The just-signed Tax Cuts and Jobs Act, like all income tax laws, will reward some behaviors and penalize others. Unfortunately for nonprofits, the new rules are going to discourage charitable donations.
At a time when discretionary government services are diminishing, and as deeper cuts are contemplated, the role of nonprofits in filling the holes in the social safety net is becoming more essential. Charities have been stepping up to provide emergency relief and long-term aid for those who lost everything in California’s wildfires, and in the floods and hurricanes that decimated the Gulf Coast and Puerto Rico. They’ve responded to the mass shootings in Las Vegas and Texas. And day in, day out, they work to meet the needs of abused women, hungry children, the homeless, the disabled.
It’s never easy to keep social service charities running; they operate on tight margins in the best of times. Now the new tax law, according to estimates from the Council on Foundations, will drain $16 billion to $24 billion a year from the nonprofit sector going forward.
The problem is that while the Tax Cuts and Jobs Act preserves the deductibility of charitable contributions, it restructures the system so that millions will lose incentives to give. Most people donate from their hearts to causes they care about, regardless of taxes. It is undeniable, however, that the reward for giving will go down and the cost of giving will go up.
Here in California, the effect of the new law will be particularly painful. The tax reforms limit the deductibility of state and local income and property taxes to $10,000. This is a high-tax state, and many residents’ state and local tax bills will far exceed this limit. The loss of this valuable deduction will leave them with less to give to their favorite charity.
The Tax Cuts Act simultaneously raises the standard deduction to $24,000 for a married couple. For millions it will no longer make sense to itemize, and that too means fewer charitable gifts: You can only deduct donations if you itemize.
Twenty years ago, the estate tax exemption was $600,000 for an individual — estates worth more than that were taxed. Next year, the exemption will be over $11.2 million for an individual. Whatever your views on estate taxes, it should be clear that exempting larger and larger amounts to lower the tax burden on heirs erodes the incentive to leave bequests to charity.
Nonprofits will need to prepare for a tough 2018 and beyond. The uncertainty alone — people won’t know what their future tax bills will look like — will put a damper on donations. And even before the disincentives in the new tax law took shape in Congress, the catastrophes of 2017 had created “donor fatigue.”
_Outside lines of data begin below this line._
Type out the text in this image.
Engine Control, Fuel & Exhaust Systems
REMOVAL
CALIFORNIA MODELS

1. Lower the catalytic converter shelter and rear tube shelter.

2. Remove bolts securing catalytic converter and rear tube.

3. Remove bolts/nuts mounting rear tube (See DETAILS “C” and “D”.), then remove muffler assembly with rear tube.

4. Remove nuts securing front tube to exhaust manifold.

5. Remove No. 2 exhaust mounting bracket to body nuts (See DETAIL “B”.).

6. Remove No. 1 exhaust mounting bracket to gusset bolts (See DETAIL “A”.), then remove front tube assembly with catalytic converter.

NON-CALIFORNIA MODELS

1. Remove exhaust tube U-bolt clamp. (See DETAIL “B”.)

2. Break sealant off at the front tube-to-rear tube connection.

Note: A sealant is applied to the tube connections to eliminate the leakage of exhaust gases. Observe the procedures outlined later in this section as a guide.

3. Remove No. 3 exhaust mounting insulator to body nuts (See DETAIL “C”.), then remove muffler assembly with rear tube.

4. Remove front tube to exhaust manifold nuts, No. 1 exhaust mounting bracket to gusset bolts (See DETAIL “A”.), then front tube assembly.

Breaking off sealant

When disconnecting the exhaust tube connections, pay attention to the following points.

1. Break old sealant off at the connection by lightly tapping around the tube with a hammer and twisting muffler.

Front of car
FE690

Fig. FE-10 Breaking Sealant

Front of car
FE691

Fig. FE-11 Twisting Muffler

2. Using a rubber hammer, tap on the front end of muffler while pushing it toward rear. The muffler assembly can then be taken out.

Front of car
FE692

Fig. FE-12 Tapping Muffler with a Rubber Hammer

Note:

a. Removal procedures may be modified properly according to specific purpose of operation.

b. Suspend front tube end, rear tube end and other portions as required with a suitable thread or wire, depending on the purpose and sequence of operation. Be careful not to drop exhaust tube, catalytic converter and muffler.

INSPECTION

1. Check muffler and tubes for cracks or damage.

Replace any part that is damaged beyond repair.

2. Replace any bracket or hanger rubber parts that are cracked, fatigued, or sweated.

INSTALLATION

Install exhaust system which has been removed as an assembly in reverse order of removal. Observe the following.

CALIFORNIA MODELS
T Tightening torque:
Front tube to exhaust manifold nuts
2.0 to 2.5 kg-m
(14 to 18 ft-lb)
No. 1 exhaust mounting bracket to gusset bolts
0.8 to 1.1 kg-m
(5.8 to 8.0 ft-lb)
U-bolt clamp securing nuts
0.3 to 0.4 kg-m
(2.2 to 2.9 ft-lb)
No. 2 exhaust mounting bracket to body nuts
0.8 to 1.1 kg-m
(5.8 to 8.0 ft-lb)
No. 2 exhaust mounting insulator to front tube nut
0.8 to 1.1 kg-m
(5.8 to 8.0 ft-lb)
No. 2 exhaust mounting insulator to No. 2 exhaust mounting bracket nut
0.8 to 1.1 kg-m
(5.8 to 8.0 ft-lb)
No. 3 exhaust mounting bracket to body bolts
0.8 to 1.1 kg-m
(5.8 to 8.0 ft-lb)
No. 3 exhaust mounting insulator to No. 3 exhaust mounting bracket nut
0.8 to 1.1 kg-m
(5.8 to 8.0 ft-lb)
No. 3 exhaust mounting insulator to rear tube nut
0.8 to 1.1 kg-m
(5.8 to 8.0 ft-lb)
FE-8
For those who want to give, it is more important than ever to donate with your heart and your mind. Get to know the charities that interest you. Pick a cause that’s close to your heart, whether it’s answering an urgent call to help victims of disasters or supporting long-standing needs. Right now, consider donating before Dec. 31. You are more likely to itemize deductions when you file your 2017 taxes than under the new law, so what you give now could be more valuable to you this year than next. And it will help your favorite charity steady itself for an unpredictable future.
A few weeks ago, the nonprofit I co-founded, which specializes in horsemanship as therapy, had a great day. We took 80 people with disabilities for a trail ride in the Santa Monica Mountains. Our staff and volunteers got up while it was still dark, loaded 16 horses and tack into vans and trucks, got them and our riders to the park at dawn, and then set up for a day of riding. For those who usually spend their days in wheelchairs, it’s hard to overstate the sense of freedom and beauty a horseback ride in the wild can bring.
We know we can’t change the world, but we can change lives. The Tax Cuts and Jobs Act will only make it harder.
Bryan McQueeney is the chief executive of the nonprofit Ride On Therapeutic Horsemanship in Los Angeles.